In early May, energy industry consultancy Wood Mackenzie said that the average North American shale play’s breakeven price had fallen below $50 a barrel, with break-even prices in some fields (the Wolfcamp formation in the Permian Basin, for example) below $30 a barrel. A new report from Rystad Energy noted that break-even costs now average around $38 a barrel for 13 producers in the Bakken shale play, with the lowest cost producer being Continental Resources Inc. (NYSE: CLR) at around $28 a barrel.

The improved economics are a function of two main factors: new drilling and well completions have been focused on the core areas (called high-grading in the industry) and more stimulation (fracking) stages. These factors have yielded improved initial (30-day) production (IP) rates per well to more than 1,500 barrels a day for Marathon Oil Corp. (NYSE: MRO), nearly 1,200 barrels a day for ConocoPhillips (NYSE: COP), more than 1,400 barrels a day for Continental and more than 1,300 barrels a day for Whiting Petroleum Corp. (NYSE: WLL).

In 2014, Marathon’s IP rate was less than 800 barrels a day, Conoco’s was just over 800 barrels, Continental’s less than 600 barrels and Whiting’s around 800 barrels.

High-graded well completions accounted for just over 50% of completed wells in 2014, compared with more than 80% in the first quarter of 2017. Companies are looking for oil where they most want to find it and they are being successful at it.

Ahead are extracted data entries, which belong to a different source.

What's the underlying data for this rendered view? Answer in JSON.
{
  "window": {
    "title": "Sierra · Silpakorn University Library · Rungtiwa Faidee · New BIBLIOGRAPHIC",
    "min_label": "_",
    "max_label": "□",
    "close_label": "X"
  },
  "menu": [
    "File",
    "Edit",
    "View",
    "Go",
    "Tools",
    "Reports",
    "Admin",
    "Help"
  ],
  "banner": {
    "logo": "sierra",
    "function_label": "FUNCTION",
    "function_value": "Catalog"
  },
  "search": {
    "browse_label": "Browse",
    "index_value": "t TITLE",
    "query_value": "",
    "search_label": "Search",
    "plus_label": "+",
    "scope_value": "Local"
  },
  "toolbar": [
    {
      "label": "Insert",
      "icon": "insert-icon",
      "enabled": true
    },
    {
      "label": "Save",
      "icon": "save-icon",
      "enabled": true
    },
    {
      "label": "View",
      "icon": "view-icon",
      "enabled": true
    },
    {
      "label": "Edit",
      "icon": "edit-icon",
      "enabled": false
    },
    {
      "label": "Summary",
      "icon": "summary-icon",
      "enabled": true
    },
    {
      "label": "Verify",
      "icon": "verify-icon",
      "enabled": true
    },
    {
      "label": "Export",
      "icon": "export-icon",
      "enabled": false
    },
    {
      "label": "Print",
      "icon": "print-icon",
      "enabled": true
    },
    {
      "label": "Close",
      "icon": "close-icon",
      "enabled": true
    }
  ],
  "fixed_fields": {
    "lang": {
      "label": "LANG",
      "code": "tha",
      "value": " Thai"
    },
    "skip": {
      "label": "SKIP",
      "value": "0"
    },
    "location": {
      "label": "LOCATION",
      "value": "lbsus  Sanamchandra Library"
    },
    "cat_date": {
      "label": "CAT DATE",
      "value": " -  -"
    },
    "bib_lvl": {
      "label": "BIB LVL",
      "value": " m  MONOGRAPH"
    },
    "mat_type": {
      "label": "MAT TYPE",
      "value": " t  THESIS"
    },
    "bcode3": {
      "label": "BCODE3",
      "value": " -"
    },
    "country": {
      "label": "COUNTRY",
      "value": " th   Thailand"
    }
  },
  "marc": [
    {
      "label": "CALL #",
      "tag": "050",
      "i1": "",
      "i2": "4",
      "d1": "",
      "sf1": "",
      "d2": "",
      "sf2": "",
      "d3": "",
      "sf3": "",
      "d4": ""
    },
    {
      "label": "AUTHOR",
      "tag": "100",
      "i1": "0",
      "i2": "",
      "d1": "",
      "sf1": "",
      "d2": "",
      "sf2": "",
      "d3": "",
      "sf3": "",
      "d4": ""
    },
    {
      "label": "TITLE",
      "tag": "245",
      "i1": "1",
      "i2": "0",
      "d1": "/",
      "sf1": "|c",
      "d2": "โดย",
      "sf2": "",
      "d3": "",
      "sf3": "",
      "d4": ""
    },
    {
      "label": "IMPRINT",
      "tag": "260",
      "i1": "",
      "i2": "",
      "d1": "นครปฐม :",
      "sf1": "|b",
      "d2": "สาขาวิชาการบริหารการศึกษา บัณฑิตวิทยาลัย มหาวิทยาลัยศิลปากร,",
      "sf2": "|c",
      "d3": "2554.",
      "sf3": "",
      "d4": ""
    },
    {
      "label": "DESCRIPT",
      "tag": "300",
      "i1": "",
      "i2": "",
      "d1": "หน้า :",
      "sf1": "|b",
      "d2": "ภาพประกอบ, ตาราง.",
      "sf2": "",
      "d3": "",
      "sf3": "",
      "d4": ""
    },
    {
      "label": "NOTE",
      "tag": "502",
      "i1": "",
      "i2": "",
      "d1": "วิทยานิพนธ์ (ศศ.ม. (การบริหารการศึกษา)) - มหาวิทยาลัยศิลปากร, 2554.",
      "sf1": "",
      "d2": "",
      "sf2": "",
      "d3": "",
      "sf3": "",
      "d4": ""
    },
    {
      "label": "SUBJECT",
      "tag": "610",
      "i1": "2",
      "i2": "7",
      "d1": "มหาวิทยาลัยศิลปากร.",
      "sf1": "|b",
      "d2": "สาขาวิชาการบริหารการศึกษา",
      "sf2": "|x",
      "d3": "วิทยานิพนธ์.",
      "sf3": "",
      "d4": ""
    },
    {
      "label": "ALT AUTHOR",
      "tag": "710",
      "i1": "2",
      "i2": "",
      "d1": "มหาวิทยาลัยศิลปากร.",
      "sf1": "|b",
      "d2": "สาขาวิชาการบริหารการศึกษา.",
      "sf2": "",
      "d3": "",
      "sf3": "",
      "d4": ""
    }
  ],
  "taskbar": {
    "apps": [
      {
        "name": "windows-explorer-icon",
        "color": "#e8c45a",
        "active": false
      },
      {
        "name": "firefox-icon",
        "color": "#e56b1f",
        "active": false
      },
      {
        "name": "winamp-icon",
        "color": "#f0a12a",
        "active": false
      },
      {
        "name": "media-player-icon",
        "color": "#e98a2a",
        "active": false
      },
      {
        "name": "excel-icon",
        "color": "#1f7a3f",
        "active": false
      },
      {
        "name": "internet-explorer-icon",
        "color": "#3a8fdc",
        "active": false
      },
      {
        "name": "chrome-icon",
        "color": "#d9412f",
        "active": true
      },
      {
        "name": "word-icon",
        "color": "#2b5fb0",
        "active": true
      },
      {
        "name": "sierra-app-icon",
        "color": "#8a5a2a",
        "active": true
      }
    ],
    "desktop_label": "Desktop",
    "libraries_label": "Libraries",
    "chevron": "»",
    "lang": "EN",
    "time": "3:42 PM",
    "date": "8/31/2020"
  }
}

As for stimulation stages, Marathon enhanced its well completions by using more proppant (sand injected into the wells that props open the minute cracks that allow the oil to flow) and boosting the number of fracking stages to as many as 50 per well. Whiting has also raised its number of fracking stages to around 40 on new completions.

With Permian Basin economics already at a break-even point below $40 a barrel and Bakken economics now reaching the same level, the only thing that might slow a spot price drop to below $40 a barrel is a major storm in the Gulf of Mexico or some similar event.

WTI crude oil for August delivery traded at $42.75 Thursday morning, up about 0.5% from Wednesday’s close.